Mussten Frauen und Männer in der „Vorcomputerzeit“ viel flirten und baggern, um ihr “Objekt der Begierde” für sich zu begeistern, so bietet das Internet heutzutage unzählige Möglichkeiten der erotischen Unterhaltung – jederzeit erreichbar und ganz einfach zu finden. Egal ob man in festen Händen oder solo ist: Wer erotische Inspiration oder auch einen virtuellen Seitensprung sucht, wird sicherlich online schnell fündig.

Doch wie sieht es mit den Gefühlen aus, wenn man seine sexuelle Lust nur per Internet befriedigt? Ist man auf Dauer zufrieden und erfüllt, wenn man sich im Netz Bilder nackter Tatsachen ansieht? Oder wenn man im Chat-Room heiße Botschaften mit einem Unbekannten austauscht, der dies professionell Tag für Tag mit zahlreichen anderen Interessierten ebenso macht? Oder stumpft man durch zu viel Cyber Sex nicht eher im Laufe der Zeit ab und wird unempfänglich für das, was guten Sex wirklich ausmacht? Die Antwort ist so einfach wie auf den ersten Blick auch nichtssagend: Es kommt auf die Dosis an.

Cybersex: So treiben wir´s virtuell

Unter Cybersex versteht man die verschiedenen Formen der virtuellen Erotik, aber auch sexuelle Interaktion am Computer. Das heißt: Es geht nicht zwangsweise nur um ein rein visuelles Vergnügen beim Betrachten von Pornofilmen, sondern oft auch um den Austausch erotischer Gedanken und Fantasien, zum Beispiel in Form von Chat-Sex oder Webcam-Sex. Dabei wird der jederzeit verfügbare Cybersex jedoch in der Regel von professionellen Anbietern ausgerichtet. Egal welche Form des Cybersex man wählt, eines haben alle Formen gemeinsam: Es fehlt der Körperkontakt. Alles spielt sich in der Fantasie des Sexsurfers ab, angestachelt durch visuelle oder auditive Wahrnehmung.

Ganz schön porno: Süchtig nach Sex-Surfen

Das Internet ist voll davon, wie die nackten Fakten beweisen: 12 Prozent aller Webseiten zeigen pornografische Inhalte. 25 Prozent aller Anfragen bei Suchmaschinen wie Google oder Yahoo sind pornografischer Art, das sind 68 Millionen pro Tag. Fast 30.000 Internetnutzer schauen sich jede Sekunde pornografisches Material an.

Virtueller Verkehr kann aber auch ganz andere Ausmaße annehmen: Online-Sexsucht. Schätzungen zufolge sind etwa 3 bis 5 Prozent aller Internetuser weltweit süchtig nach Online-Sexseiten, Chats oder Foren.

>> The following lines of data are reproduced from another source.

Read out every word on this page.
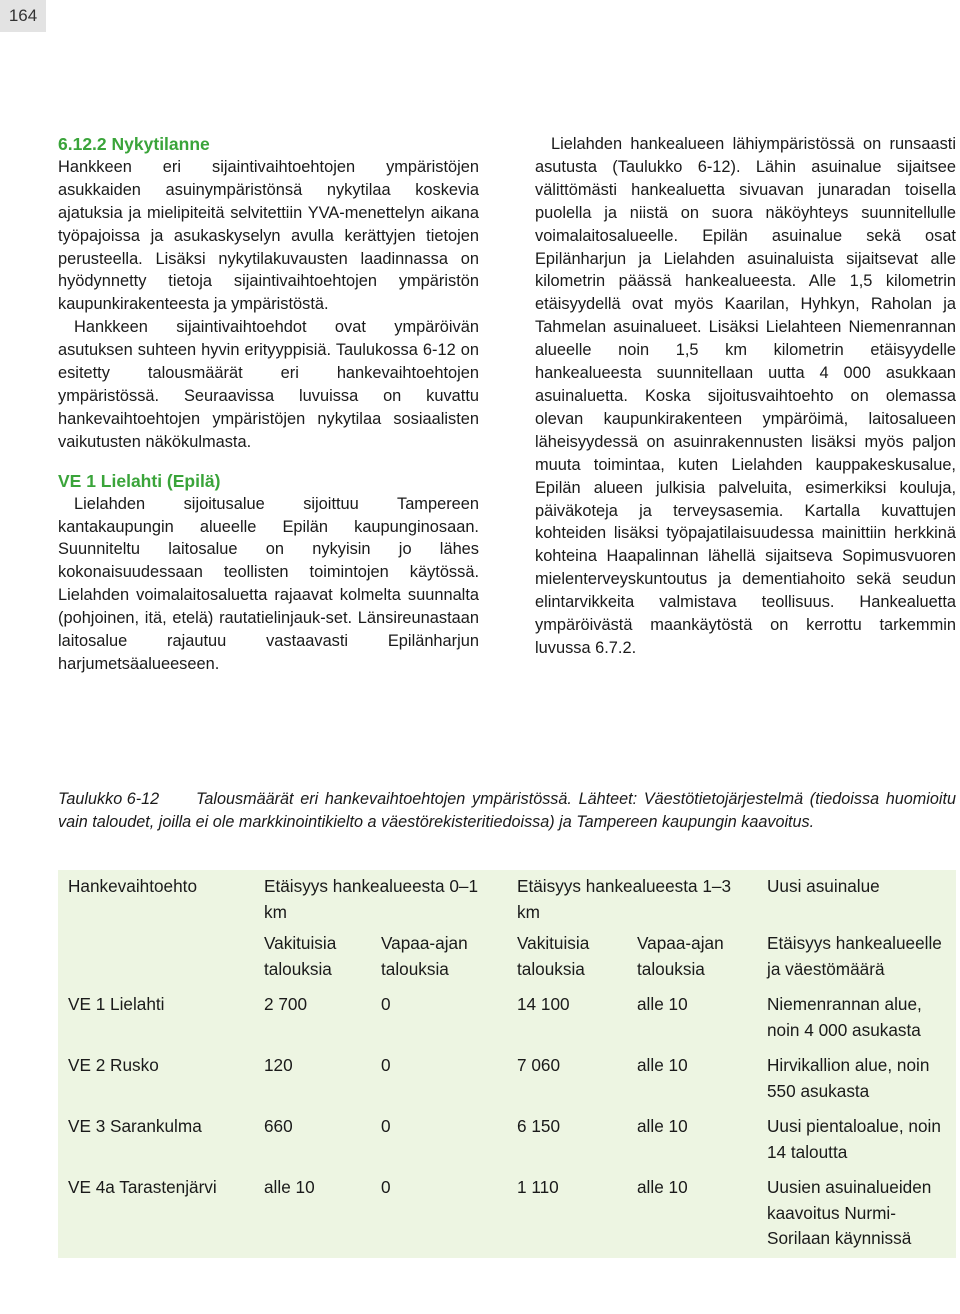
164

6.12.2 Nykytilanne

Hankkeen eri sijaintivaihtoehtojen ympäristöjen asukkaiden asuinympäristönsä nykytilaa koskevia ajatuksia ja mielipiteitä selvitettiin YVA-menettelyn aikana työpajoissa ja asukaskyselyn avulla kerättyjen tietojen perusteella. Lisäksi nykytilakuvausten laadinnassa on hyödynnetty tietoja sijaintivaihtoehtojen ympäristön kaupunkirakenteesta ja ympäristöstä.

Hankkeen sijaintivaihtoehdot ovat ympäröivän asutuksen suhteen hyvin erityyppisiä. Taulukossa 6-12 on esitetty talousmäärät eri hankevaihtoehtojen ympäristössä. Seuraavissa luvuissa on kuvattu hankevaihtoehtojen ympäristöjen nykytilaa sosiaalisten vaikutusten näkökulmasta.

VE 1 Lielahti (Epilä)

Lielahden sijoitusalue sijoittuu Tampereen kantakaupungin alueelle Epilän kaupunginosaan. Suunniteltu laitosalue on nykyisin jo lähes kokonaisuudessaan teollisten toimintojen käytössä. Lielahden voimalaitosaluetta rajaavat kolmelta suunnalta (pohjoinen, itä, etelä) rautatielinjauk-set. Länsireunastaan laitosalue rajautuu vastaavasti Epilänharjun harjumetsäalueeseen.

Lielahden hankealueen lähiympäristössä on runsaasti asutusta (Taulukko 6-12). Lähin asuinalue sijaitsee välittömästi hankealuetta sivuavan junaradan toisella puolella ja niistä on suora näköyhteys suunnitellulle voimalaitosalueelle. Epilän asuinalue sekä osat Epilänharjun ja Lielahden asuinaluista sijaitsevat alle kilometrin päässä hankealueesta. Alle 1,5 kilometrin etäisyydellä ovat myös Kaarilan, Hyhkyn, Raholan ja Tahmelan asuinalueet. Lisäksi Lielahteen Niemenrannan alueelle noin 1,5 km kilometrin etäisyydelle hankealueesta suunnitellaan uutta 4 000 asukkaan asuinaluetta. Koska sijoitusvaihtoehto on olemassa olevan kaupunkirakenteen ympäröimä, laitosalueen läheisyydessä on asuinrakennusten lisäksi myös paljon muuta toimintaa, kuten Lielahden kauppakeskusalue, Epilän alueen julkisia palveluita, esimerkiksi kouluja, päiväkoteja ja terveysasemia. Kartalla kuvattujen kohteiden lisäksi työpajatilaisuudessa mainittiin herkkinä kohteina Haapalinnan lähellä sijaitseva Sopimusvuoren mielenterveyskuntoutus ja dementiahoito sekä seudun elintarvikkeita valmistava teollisuus. Hankealuetta ympäröivästä maankäytöstä on kerrottu tarkemmin luvussa 6.7.2.

Taulukko 6-12 Talousmäärät eri hankevaihtoehtojen ympäristössä. Lähteet: Väestötietojärjestelmä (tiedoissa huomioitu vain taloudet, joilla ei ole markkinointikielto a väestörekisteritiedoissa) ja Tampereen kaupungin kaavoitus.
Hankevaihtoehto	Etäisyys hankealueesta 0–1 km		Etäisyys hankealueesta 1–3 km		Uusi asuinalue
	Vakituisia talouksia	Vapaa-ajan talouksia	Vakituisia talouksia	Vapaa-ajan talouksia	Etäisyys hankealueelle ja väestömäärä
VE 1 Lielahti	2 700	0	14 100	alle 10	Niemenrannan alue, noin 4 000 asukasta
VE 2 Rusko	120	0	7 060	alle 10	Hirvikallion alue, noin 550 asukasta
VE 3 Sarankulma	660	0	6 150	alle 10	Uusi pientaloalue, noin 14 taloutta
VE 4a Tarastenjärvi	alle 10	0	1 110	alle 10	Uusien asuinalueiden kaavoitus Nurmi-Sorilaan käynnissä
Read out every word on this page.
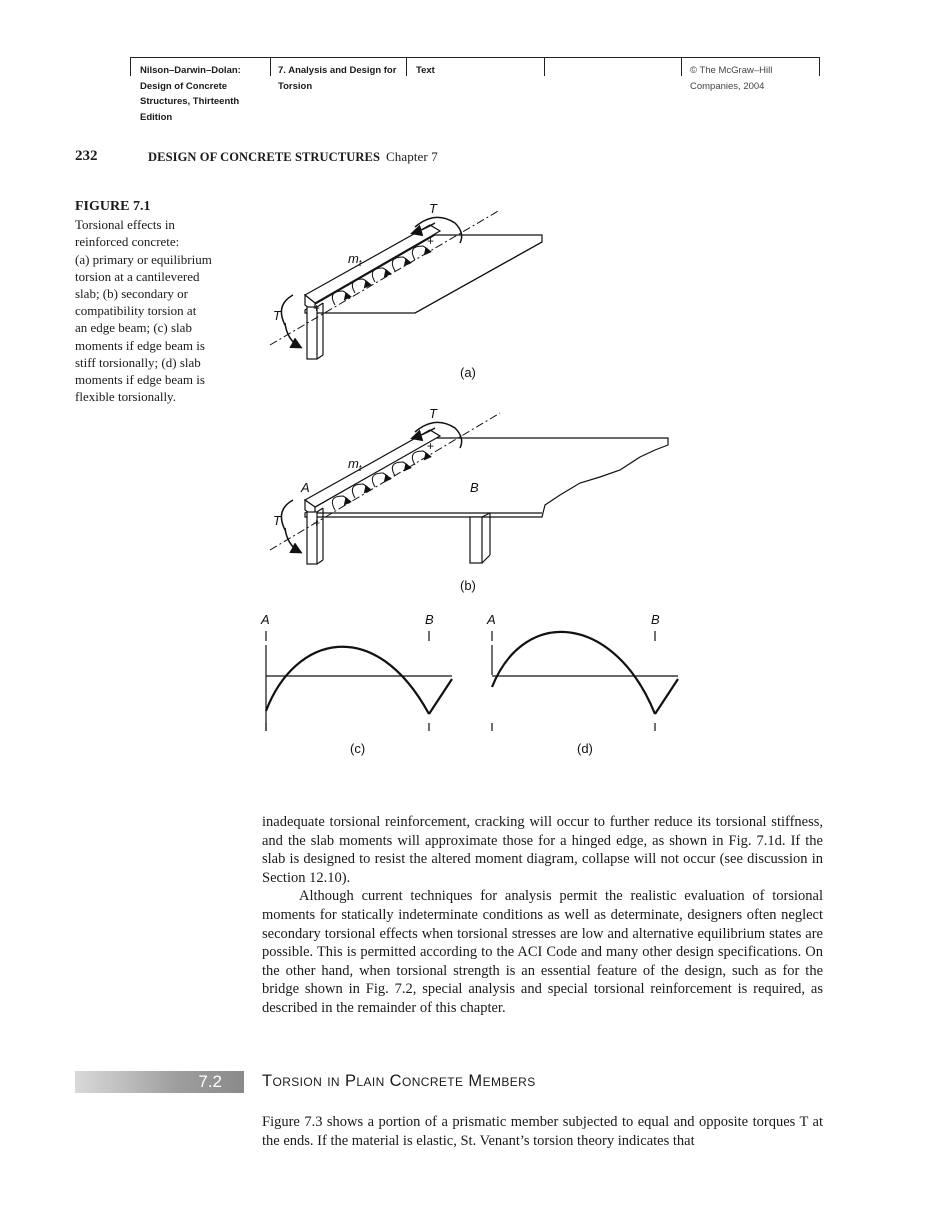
Nilson–Darwin–Dolan:
Design of Concrete
Structures, Thirteenth
Edition
7. Analysis and Design for
Torsion
Text	© The McGraw–Hill
Companies, 2004
232	DESIGN OF CONCRETE STRUCTURES Chapter 7
FIGURE 7.1
Torsional effects in
reinforced concrete:
(a) primary or equilibrium
torsion at a cantilevered
slab; (b) secondary or
compatibility torsion at
an edge beam; (c) slab
moments if edge beam is
stiff torsionally; (d) slab
moments if edge beam is
flexible torsionally.
T
T
$m_t$
+
+
(a)
T
T
$m_t$
A	B
+
+
(b)
A	B
(c)
A	B
(d)

inadequate torsional reinforcement, cracking will occur to further reduce its torsional stiffness, and the slab moments will approximate those for a hinged edge, as shown in Fig. 7.1d. If the slab is designed to resist the altered moment diagram, collapse will not occur (see discussion in Section 12.10).

Although current techniques for analysis permit the realistic evaluation of torsional moments for statically indeterminate conditions as well as determinate, designers often neglect secondary torsional effects when torsional stresses are low and alternative equilibrium states are possible. This is permitted according to the ACI Code and many other design specifications. On the other hand, when torsional strength is an essential feature of the design, such as for the bridge shown in Fig. 7.2, special analysis and special torsional reinforcement is required, as described in the remainder of this chapter.

7.2 Torsion in Plain Concrete Members

Figure 7.3 shows a portion of a prismatic member subjected to equal and opposite torques T at the ends. If the material is elastic, St. Venant’s torsion theory indicates that
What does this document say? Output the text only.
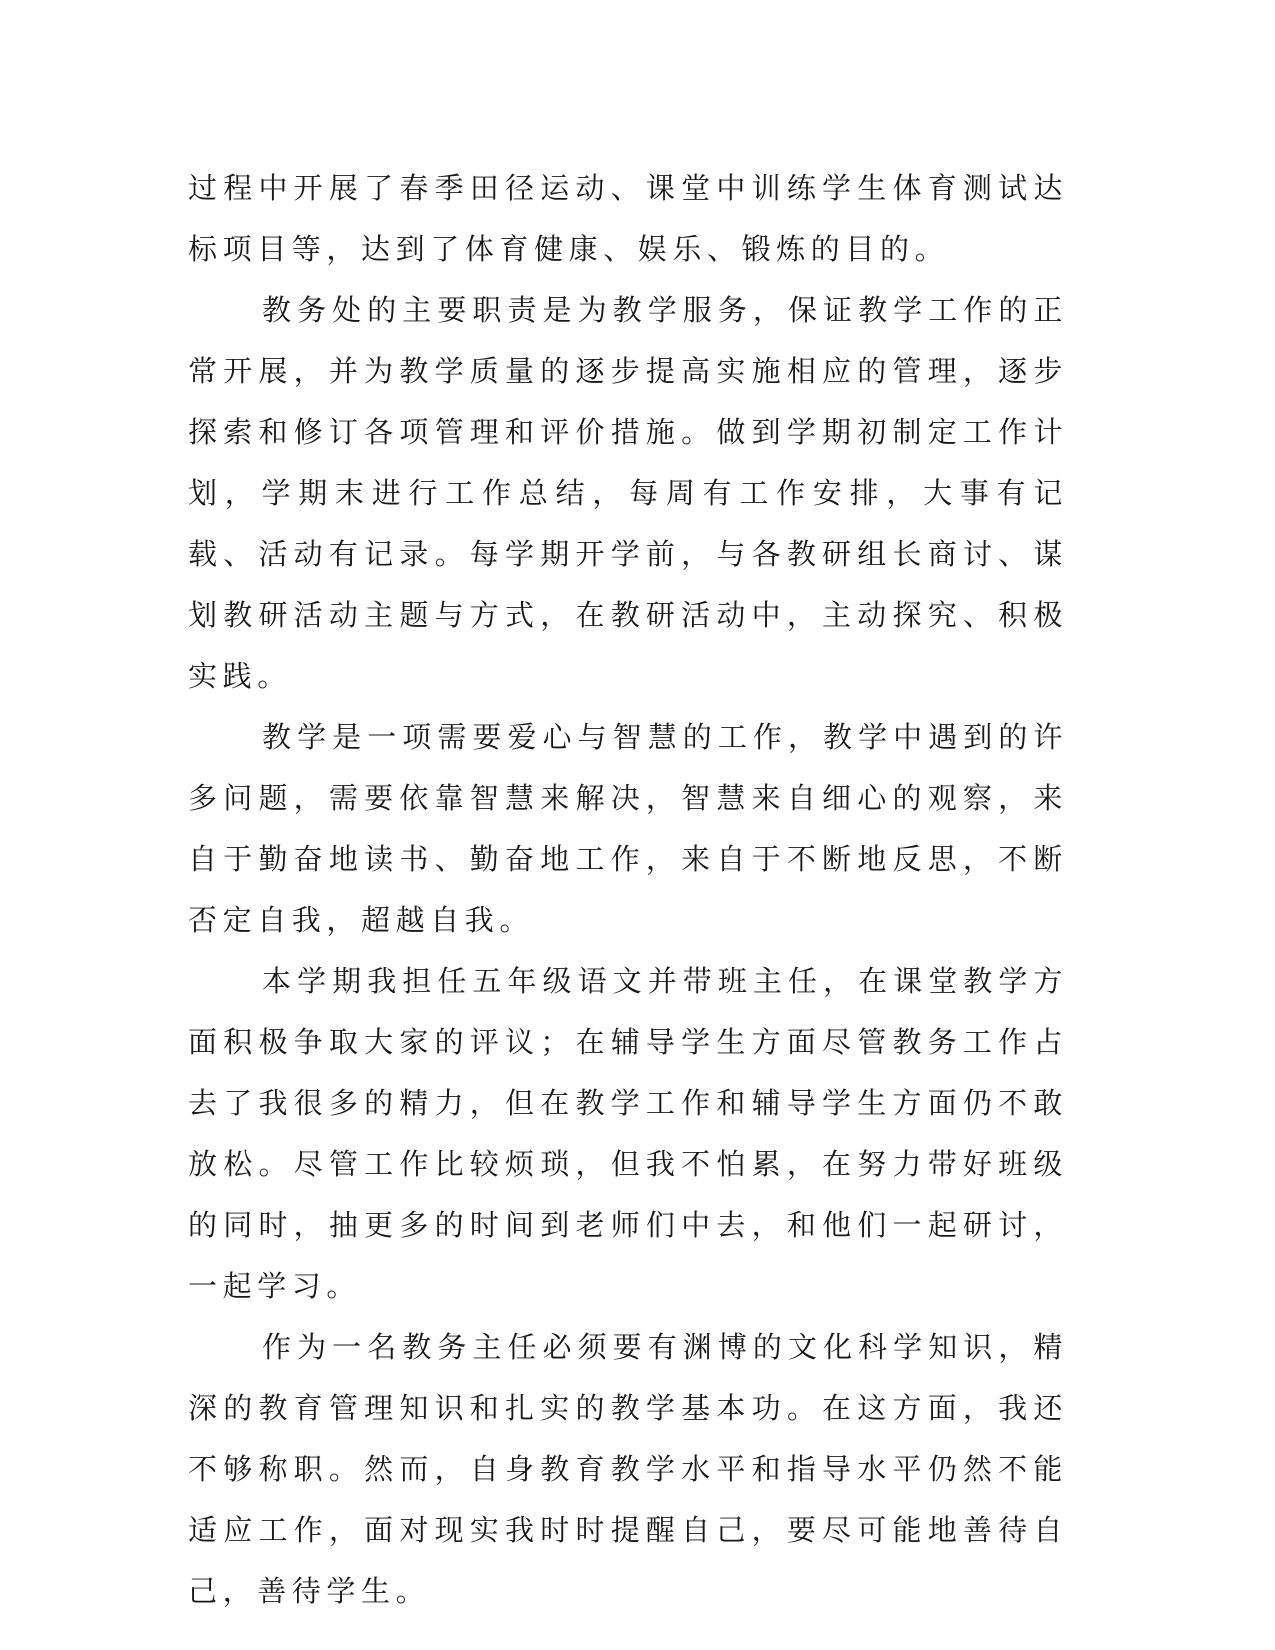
过程中开展了春季田径运动、课堂中训练学生体育测试达标项目等，达到了体育健康、娱乐、锻炼的目的。

教务处的主要职责是为教学服务，保证教学工作的正常开展，并为教学质量的逐步提高实施相应的管理，逐步探索和修订各项管理和评价措施。做到学期初制定工作计划，学期末进行工作总结，每周有工作安排，大事有记载、活动有记录。每学期开学前，与各教研组长商讨、谋划教研活动主题与方式，在教研活动中，主动探究、积极实践。

教学是一项需要爱心与智慧的工作，教学中遇到的许多问题，需要依靠智慧来解决，智慧来自细心的观察，来自于勤奋地读书、勤奋地工作，来自于不断地反思，不断否定自我，超越自我。

本学期我担任五年级语文并带班主任，在课堂教学方面积极争取大家的评议；在辅导学生方面尽管教务工作占去了我很多的精力，但在教学工作和辅导学生方面仍不敢放松。尽管工作比较烦琐，但我不怕累，在努力带好班级的同时，抽更多的时间到老师们中去，和他们一起研讨，一起学习。

作为一名教务主任必须要有渊博的文化科学知识，精深的教育管理知识和扎实的教学基本功。在这方面，我还不够称职。然而，自身教育教学水平和指导水平仍然不能适应工作，面对现实我时时提醒自己，要尽可能地善待自己，善待学生。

Da kann es passieren, dass Sexsüchtige mehr Zeit vor dem Bildschirm als im realen Leben verbringen.

Ist Cybersex grundsätzlich verwerflich?

Cybersex hat sicher auch gute Seiten. Die virtuelle Lust ist jederzeit verfügbar, tabufrei und ungefährlich – wenn man mal von etwaigen Kostenfallen oder virenverseuchten Websiten absieht. Internet-Sex ist zudem unverbindlich. Wenn die Beziehung fade wird und sprachlos der Alltags-Paarlauf absolviert wird, steigt das Bedürfnis nach prickelnder Abwechslung. Die kann man sich einfach schnell im Internet besorgen. Und auch erotische Dürreperioden, beispielsweise wenn man Single ist, kann man gut mit Cybersex überbrücken. Selbstverständlich kann und muss jeder für sich selbst entscheiden, wieviel Raum er dem letztendlich doch gefühllosen Online-Sex zugestehen möchte.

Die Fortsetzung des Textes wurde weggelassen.